La locuzione Genius Loci indica l’entità soprannaturale, il nume che protegge gli insediamenti umani. Tale espressione, nota nel mondo romano, ha attraversato i secoli ed è ritornata prepotentemente, qualche decennio fa, nell’opera dello storico e teorico dell’architettura Christian Norberg–Schutz. «Un luogo è uno spazio dotato di carattere distintivo» affermava lo studioso, ricordando come, sin dall’antichità, lo spirito del luogo fosse considerato «quella realtà concreta che l’uomo affronta nella vita quotidiana» , e concludendo che «fare dell’architettura, significa visualizzare il Genius Loci: il compito dell’architetto è quello di creare luoghi significativi per aiutare l’uomo ad abitare». Successivamente, l’antropologo Vito Teti ha affermato che «le nostre sensazioni, le nostre percezioni, la nostra memoria, la nostra vita non possono che essere raccontate e rappresentate rispetto ad un luogo. Noi siamo il nostro luogo, i nostri luoghi: tutti i luoghi, reali o immaginari, che abbiamo vissuto, accettato, scartato, combinato, rimosso, inventato. Noi siamo anche il rapporto che abbiamo saputo e voluto stabilire con i luoghi». Essi sono «storie di legami, di partenze, di fuga, che hanno concorso alla definizione di una nuova identità».
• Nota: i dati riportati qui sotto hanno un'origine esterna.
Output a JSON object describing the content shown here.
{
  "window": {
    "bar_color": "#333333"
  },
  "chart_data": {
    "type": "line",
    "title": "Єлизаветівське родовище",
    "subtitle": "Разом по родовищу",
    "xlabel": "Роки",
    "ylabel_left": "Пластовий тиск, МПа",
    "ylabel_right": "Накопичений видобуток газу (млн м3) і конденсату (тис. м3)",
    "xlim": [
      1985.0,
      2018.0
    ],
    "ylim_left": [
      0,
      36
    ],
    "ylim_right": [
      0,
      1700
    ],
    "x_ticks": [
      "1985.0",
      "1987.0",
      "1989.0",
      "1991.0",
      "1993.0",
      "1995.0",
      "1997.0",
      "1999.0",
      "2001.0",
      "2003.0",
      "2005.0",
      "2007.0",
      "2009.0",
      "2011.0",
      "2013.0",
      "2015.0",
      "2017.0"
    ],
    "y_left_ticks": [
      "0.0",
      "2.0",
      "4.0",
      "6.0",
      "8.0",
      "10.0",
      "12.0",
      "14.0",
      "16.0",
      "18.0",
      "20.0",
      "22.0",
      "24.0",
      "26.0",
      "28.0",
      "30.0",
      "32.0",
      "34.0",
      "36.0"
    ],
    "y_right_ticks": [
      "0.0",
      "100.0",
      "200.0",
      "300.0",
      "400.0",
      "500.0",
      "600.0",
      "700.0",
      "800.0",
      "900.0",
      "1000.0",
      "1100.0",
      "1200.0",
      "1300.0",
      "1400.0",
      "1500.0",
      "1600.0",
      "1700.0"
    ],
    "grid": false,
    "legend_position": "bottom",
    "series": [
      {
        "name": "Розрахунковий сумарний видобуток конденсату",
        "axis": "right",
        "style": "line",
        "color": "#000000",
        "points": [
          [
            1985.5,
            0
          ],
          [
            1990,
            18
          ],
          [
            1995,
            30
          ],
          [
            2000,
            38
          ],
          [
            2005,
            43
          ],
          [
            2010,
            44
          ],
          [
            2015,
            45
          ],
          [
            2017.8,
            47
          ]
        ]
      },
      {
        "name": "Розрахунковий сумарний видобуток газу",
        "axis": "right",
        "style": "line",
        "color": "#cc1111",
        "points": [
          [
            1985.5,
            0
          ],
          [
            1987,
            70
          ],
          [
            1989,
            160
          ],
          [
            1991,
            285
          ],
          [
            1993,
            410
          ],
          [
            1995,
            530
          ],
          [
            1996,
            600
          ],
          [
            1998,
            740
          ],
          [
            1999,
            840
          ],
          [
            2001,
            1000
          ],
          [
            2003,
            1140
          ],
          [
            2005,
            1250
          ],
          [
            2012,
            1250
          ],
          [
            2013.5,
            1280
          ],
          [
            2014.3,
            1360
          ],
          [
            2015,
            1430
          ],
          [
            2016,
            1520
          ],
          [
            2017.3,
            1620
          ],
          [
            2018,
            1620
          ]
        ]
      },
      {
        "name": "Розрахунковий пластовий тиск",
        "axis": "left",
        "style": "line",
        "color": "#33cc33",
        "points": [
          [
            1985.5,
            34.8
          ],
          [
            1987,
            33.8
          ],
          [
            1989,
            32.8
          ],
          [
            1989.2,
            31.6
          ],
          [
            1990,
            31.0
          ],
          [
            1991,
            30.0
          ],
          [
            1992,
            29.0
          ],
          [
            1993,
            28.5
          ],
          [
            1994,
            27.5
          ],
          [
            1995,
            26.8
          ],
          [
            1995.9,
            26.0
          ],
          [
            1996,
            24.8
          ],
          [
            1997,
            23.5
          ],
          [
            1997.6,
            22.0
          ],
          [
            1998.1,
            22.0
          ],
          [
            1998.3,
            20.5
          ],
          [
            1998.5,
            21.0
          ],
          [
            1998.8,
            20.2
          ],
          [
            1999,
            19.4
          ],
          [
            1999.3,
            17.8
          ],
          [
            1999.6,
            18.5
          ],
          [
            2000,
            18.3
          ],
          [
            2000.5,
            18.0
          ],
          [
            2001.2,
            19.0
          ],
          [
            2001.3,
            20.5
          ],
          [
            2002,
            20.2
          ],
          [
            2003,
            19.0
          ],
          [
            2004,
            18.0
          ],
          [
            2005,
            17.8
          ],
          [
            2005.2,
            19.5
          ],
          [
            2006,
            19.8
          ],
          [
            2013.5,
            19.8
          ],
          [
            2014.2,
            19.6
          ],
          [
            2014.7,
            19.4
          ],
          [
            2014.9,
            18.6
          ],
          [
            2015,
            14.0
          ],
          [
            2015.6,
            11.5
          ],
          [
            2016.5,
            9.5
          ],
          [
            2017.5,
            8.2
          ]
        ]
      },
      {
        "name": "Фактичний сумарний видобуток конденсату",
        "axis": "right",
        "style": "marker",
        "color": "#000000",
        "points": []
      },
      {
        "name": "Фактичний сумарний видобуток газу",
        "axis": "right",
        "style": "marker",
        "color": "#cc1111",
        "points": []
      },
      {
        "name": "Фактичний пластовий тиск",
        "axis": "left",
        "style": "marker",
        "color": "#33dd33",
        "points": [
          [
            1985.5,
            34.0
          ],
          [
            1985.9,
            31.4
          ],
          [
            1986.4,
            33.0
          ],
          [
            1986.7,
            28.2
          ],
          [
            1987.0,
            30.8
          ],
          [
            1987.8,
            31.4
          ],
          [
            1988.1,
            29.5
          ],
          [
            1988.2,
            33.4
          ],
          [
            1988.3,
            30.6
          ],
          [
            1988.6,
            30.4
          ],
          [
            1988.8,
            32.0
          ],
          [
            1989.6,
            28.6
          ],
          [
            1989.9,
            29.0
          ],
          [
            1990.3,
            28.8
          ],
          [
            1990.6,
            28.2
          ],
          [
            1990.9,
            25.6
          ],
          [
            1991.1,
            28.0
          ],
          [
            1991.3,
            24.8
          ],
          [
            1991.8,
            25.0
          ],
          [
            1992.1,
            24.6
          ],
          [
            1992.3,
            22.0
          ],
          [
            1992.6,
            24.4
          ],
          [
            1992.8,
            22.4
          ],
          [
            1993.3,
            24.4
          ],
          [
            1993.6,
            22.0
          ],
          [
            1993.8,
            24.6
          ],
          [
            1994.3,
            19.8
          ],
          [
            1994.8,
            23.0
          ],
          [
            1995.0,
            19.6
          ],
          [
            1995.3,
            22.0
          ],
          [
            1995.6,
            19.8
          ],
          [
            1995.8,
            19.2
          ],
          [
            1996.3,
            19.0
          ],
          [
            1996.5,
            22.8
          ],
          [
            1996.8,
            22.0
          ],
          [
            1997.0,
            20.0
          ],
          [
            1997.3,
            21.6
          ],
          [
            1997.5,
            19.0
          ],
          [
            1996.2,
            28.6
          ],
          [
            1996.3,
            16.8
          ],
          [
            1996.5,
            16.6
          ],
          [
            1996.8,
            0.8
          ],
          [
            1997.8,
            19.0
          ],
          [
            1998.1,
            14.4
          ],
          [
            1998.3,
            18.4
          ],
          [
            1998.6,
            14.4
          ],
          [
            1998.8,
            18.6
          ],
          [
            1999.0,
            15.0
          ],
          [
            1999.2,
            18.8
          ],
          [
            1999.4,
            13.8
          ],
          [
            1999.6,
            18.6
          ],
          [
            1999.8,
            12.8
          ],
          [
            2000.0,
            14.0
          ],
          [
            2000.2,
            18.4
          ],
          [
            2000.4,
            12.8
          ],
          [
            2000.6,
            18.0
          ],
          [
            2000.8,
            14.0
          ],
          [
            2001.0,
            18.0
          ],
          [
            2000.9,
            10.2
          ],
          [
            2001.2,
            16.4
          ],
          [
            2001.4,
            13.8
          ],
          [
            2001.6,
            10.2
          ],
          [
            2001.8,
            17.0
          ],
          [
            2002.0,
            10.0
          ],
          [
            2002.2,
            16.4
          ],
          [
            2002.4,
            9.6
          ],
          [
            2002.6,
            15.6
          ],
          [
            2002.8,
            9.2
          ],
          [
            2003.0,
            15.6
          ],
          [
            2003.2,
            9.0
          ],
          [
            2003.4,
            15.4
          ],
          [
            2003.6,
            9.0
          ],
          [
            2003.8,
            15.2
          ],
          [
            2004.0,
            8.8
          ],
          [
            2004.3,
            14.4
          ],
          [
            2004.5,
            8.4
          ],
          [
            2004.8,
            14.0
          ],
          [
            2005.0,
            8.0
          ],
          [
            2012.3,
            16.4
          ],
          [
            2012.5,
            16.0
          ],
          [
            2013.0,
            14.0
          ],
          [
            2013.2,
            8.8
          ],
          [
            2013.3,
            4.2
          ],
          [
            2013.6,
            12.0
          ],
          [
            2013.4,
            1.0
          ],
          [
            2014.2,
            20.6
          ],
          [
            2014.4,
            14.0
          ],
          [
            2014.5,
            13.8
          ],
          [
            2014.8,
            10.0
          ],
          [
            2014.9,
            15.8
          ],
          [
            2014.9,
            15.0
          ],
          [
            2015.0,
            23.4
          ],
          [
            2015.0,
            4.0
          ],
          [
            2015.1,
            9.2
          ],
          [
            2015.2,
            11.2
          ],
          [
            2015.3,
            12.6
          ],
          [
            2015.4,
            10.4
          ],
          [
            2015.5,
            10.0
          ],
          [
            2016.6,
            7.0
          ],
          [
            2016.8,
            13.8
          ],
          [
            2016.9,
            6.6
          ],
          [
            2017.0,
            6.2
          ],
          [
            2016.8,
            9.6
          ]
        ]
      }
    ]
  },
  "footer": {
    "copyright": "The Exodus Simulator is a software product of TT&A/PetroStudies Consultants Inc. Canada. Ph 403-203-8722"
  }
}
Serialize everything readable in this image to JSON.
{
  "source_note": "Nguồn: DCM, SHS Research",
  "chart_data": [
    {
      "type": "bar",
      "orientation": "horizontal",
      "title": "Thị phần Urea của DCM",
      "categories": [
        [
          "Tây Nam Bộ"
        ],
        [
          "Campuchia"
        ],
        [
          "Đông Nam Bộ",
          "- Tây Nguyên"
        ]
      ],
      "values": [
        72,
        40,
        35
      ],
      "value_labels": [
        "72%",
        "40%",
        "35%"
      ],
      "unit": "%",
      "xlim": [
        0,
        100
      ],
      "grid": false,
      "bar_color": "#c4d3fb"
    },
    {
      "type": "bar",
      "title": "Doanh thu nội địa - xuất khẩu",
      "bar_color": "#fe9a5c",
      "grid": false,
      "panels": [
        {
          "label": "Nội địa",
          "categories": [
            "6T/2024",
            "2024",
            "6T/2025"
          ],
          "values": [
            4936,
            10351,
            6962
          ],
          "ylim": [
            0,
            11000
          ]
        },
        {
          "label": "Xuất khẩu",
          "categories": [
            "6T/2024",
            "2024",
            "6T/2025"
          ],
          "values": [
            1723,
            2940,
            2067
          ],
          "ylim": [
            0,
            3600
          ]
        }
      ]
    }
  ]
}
Questa mostra ha voluto accertare se questa identità profonda abbia lasciato tracce più visibili negli artisti, individui particolarmente sensibili a percepire gli stimoli più segreti dell’ambiente che li circonda, capaci di vedere l’invisibile che sta dentro il visibile, di entrare in intimo contatto con l’essenza della terra in cui siamo nati, in cui hanno agito o agiscono. Attraverso le opere esposte, il curatore della mostra ha puntato a verificare se e quanto il Genius Loci sia presente e abbia una valenza per gli artisti contemporanei.
Non a caso, la Puglia è una delle poche regioni ricca di miti mediterranei e dei tanti sedimenti culturali delle civiltà che vi si sono succedute, dalla preistoria all’età classica, greca e romana, dalla civiltà islamica alla bizantina, normanna e sveva. Queste civiltà hanno lasciato un segno nella scultura pugliese del primo Novecento. La Puglia è intrisa di sacralità: le steli, i dolmen, i menhir, le chiese, i monasteri, i santuari, disseminati nel suo territorio, lo dimostrano ampiamente. Anche la storia della religione si intreccia con i culti: infatti, intorno alla metà dell’ XI secolo, un gruppo di Normanni scese fino al Gargano, per visitare la grotta in cui si venerava san Michele Arcangelo. Nel Medioevo, sono state rubate e portate le spoglie di san Nicola a Bari, vero e proprio simbolo della città. Armando Perotti affermava: «San Nicola non è un protettore come tutti gli altri, è veramente il difensore, l’assertore del sentimento cittadino; chi trova una semplice forma di superstizione o di fanatismo è un ignorante, che non conosce l’anima storica del suo paese».